NOT far from the door of St Andrew’s church, Presteigne, is an oblong gravestone with an inscription which takes some beating for sanctimonious cant.

Despite being some 200 years old it is in good condition.

It says: “To the memory of Mary Morgan, who young and beautiful, endowed with a good understanding and disposition, but unenlightened by the sacred truths of Christianity became the victim of sin and shame and was condemned to an ignominious death on the 11th April 1805, for the murder of her bastard child.”

It goes on in similar vein referring to the humane exertions of her benevolent judge who sentenced her to death. Someone later erected another stone nearby with the following inscription: “In memory of Mary Morgan who suffer’d April 13th, 1805. Aged 17 years. He that is without sin among you let him first cast a stone at her.”
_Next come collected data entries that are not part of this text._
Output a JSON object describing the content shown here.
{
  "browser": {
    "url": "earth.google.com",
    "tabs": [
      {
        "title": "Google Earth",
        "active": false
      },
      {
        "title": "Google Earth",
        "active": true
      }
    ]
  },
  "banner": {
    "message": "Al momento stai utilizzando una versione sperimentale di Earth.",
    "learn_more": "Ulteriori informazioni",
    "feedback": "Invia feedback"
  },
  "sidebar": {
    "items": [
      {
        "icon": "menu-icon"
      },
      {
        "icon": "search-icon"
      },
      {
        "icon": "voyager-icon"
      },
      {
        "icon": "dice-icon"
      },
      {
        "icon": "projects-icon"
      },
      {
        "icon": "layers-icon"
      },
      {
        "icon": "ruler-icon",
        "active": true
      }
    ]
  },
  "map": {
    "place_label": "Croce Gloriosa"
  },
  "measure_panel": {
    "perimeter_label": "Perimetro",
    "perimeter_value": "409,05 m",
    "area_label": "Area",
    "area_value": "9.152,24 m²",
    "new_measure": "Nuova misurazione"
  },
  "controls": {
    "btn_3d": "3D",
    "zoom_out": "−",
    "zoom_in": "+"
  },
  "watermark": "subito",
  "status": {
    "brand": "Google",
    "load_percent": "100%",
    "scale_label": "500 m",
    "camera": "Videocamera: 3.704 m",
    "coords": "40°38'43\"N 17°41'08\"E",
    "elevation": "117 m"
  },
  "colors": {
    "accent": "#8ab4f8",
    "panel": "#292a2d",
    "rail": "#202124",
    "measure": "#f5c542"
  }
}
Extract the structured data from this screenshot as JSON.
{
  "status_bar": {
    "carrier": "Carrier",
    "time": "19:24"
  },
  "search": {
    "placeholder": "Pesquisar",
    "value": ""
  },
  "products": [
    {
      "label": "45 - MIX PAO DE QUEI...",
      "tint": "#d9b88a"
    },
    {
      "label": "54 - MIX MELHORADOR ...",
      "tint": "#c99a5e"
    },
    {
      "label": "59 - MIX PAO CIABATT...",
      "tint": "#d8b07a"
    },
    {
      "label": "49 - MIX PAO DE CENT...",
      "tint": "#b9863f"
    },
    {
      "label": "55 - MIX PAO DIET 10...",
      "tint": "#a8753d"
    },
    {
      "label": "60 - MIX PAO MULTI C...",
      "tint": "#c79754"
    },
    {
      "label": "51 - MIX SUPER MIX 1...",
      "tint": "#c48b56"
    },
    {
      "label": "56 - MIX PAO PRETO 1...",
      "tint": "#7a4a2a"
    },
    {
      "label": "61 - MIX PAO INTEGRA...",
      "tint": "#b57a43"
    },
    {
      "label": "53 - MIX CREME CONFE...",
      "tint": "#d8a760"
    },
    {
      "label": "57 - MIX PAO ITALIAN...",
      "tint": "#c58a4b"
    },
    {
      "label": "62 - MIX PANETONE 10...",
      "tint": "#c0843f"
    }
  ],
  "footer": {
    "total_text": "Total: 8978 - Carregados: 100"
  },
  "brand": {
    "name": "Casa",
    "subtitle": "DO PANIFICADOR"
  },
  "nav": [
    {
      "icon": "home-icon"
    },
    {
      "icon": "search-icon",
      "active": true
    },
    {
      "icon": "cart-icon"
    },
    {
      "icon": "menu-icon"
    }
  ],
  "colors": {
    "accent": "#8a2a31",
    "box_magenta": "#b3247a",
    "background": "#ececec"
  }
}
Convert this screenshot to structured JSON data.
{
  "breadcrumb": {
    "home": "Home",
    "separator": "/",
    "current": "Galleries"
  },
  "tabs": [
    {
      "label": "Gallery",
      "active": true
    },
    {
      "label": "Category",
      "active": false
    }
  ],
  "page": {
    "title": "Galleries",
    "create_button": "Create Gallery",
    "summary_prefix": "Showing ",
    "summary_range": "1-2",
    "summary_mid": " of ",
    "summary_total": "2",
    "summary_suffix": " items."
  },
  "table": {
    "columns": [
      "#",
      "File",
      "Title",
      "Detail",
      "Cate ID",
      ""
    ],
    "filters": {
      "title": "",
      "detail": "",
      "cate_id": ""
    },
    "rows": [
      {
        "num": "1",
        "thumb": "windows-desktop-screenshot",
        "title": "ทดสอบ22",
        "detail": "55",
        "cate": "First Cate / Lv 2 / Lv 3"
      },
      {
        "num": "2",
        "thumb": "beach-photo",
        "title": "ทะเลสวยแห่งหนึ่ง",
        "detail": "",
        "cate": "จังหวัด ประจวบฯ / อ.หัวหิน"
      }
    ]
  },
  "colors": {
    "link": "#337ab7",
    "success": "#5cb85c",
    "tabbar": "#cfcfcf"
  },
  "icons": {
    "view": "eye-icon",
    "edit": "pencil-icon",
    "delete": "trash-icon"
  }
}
I was reminded of this by the June 29 account of the sentencing of Paris Mayo for the killing of her child. She was 15 at the time of the crime and was sentenced to a minimum of 12 years imprisonment. It seems not too much has changed in 200 years. Imprisonment may not be death but might seem like it to Paris Mayo.

At 16, Mary Morgan was an undercook for an important local family and became pregnant. No one assisted her and her employer was on the jury that found her guilty. There is even suggestion it was his son who made her pregnant.

Mary was hanged. After six months in prison living on a pound of bread per day she was so emaciated that hanging did not break her neck and someone was paid a shilling to pull her feet to kill her.